The link below contains a Jython script which populates an HBase table with data in two column familes. A corresponding Pig query retrieves data for one column and saves it to a CSV:
https://gist.github.com/766929
The Jython script has the following usage:
jython hbase_test.py [table] [column count] [row count] [batch count]
This will populate a table named [table] with two column families. The first contains static data. The second contains the given number of columns, populated with data.The Pig query will return an inaccurate number of results for certain table sizes and configurations, most notably with tables exceeding 1.8 million rows in length and with more than 2 columns in the queried column family, eg.
jython hbase_test.py test 3 1800000 100000
For instance, if I execute the above command and the corresponding Pig query, the results number 905914. Note that if the table is re-populated and queried a second time, a different number results. If I run the query again without re-populating the table, I get the same number of results. The HBase shell returns an accurate row count.Some notes on reproducing this issue (or not):
* If the Jython script doesn't populate the meta column family, the issue goes away with the same query.

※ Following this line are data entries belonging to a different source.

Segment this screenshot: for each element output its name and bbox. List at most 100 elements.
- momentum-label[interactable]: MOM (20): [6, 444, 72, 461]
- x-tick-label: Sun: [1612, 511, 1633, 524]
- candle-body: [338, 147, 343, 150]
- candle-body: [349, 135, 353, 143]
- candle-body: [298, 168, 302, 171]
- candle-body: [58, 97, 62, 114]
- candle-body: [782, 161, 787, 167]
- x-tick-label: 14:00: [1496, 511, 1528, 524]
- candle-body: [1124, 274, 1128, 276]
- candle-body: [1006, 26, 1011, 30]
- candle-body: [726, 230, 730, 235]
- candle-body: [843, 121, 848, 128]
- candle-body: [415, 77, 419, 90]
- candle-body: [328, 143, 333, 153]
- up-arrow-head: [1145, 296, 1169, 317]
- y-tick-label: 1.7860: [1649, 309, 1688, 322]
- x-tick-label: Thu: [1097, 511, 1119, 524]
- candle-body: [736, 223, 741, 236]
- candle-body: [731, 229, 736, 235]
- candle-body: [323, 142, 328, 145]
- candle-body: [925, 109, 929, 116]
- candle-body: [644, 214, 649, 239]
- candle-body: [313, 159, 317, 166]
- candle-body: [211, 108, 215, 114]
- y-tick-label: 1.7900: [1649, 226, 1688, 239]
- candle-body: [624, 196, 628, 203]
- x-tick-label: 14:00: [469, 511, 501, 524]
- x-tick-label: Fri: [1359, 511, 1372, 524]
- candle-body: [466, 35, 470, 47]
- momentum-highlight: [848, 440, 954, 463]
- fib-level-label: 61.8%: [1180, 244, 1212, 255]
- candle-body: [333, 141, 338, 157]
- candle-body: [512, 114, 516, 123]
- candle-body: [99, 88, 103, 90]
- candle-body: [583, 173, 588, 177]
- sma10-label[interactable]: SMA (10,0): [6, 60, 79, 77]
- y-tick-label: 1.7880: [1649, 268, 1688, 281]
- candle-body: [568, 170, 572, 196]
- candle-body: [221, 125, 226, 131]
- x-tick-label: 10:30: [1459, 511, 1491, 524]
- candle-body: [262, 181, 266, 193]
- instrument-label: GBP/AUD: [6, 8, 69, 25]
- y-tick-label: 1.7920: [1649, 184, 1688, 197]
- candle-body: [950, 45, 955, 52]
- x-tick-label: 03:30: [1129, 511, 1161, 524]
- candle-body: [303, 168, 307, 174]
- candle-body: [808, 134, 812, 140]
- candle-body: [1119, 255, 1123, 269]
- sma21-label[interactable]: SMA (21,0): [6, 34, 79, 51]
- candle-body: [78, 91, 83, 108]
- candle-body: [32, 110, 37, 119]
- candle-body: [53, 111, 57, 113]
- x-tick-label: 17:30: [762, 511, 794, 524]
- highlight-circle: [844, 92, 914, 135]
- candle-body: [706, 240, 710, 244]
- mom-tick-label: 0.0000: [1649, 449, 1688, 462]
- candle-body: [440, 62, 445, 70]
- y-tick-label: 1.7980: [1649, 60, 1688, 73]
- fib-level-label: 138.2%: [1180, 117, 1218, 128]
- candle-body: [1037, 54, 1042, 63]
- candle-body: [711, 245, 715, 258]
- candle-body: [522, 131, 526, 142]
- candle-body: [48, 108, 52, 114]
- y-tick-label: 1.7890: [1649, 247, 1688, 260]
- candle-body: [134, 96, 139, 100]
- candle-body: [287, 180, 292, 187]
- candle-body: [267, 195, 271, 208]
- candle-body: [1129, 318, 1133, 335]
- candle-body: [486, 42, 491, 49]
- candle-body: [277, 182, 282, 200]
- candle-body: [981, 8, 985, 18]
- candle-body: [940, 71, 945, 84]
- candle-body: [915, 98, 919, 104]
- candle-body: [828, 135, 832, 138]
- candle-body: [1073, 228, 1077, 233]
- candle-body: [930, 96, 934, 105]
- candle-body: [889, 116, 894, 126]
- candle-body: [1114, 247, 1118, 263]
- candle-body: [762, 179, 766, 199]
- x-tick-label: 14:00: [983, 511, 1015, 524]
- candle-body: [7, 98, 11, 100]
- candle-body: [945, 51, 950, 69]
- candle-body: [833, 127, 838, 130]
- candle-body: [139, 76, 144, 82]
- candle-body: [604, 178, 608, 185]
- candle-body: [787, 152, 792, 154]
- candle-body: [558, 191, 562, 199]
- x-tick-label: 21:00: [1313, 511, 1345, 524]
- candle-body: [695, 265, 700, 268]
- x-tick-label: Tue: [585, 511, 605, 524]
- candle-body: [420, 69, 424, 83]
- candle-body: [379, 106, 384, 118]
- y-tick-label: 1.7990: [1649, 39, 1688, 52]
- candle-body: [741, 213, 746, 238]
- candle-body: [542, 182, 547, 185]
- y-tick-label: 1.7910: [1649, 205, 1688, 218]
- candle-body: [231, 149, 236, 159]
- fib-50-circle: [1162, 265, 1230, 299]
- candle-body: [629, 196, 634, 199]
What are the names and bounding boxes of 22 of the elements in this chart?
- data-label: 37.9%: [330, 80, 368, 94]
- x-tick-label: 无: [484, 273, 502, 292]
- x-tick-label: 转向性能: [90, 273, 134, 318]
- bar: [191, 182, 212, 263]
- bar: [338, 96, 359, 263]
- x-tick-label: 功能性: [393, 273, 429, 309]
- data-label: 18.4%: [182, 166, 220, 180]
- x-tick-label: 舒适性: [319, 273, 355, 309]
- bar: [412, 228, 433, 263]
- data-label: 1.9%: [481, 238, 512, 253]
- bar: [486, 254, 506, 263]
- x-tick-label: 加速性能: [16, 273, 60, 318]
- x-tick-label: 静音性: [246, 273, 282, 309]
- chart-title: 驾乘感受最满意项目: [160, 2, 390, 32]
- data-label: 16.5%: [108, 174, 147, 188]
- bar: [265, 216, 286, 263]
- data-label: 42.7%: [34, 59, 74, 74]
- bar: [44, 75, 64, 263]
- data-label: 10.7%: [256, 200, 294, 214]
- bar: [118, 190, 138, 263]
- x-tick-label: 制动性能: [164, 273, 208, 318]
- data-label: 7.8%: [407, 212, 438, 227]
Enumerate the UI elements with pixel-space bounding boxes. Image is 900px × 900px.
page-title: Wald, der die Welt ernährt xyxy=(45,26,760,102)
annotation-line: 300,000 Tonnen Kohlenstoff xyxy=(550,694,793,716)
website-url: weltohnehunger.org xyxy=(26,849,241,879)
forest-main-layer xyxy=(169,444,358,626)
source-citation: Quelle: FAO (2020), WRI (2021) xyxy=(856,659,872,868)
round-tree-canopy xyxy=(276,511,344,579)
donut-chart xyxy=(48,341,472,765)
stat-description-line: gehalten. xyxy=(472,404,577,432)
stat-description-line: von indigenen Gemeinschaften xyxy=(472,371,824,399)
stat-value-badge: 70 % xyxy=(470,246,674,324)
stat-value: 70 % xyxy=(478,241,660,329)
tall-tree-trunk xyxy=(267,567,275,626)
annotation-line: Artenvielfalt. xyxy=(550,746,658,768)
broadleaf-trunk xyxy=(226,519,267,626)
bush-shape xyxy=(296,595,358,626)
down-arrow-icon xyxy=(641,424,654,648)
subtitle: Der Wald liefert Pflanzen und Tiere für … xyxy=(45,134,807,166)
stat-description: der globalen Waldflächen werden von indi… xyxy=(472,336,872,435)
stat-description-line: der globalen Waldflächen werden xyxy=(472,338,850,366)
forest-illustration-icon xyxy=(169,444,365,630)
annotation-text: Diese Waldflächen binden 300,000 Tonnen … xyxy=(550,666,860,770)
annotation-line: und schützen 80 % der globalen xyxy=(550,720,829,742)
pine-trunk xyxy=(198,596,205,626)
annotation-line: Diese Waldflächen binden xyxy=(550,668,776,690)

* If the Jython script populates 2 columns instead of 3, the issue goes away with the same query.
* The size of the column key or its value may influence whether the issue occurs.
For instance, if I change the script to store 'value_%d' instead of 'value_%d_%d', retaining the random int, the issue goes away with the same query.
I am using Pig 0.8.0 and HBase 0.20.6 on a MacBook running Snow Leopard using the stock Java that came with the OS. Attached is a log of the Pig console output. The error logs contain nothing of import.
Am I doing anything incorrectly? Is there a way I can work around this issue without compromising the column family being queried?
This appears to be a fairly simple case of Pig/HBase usage. Can anyone else reproduce the issue?
thanks,
Ian.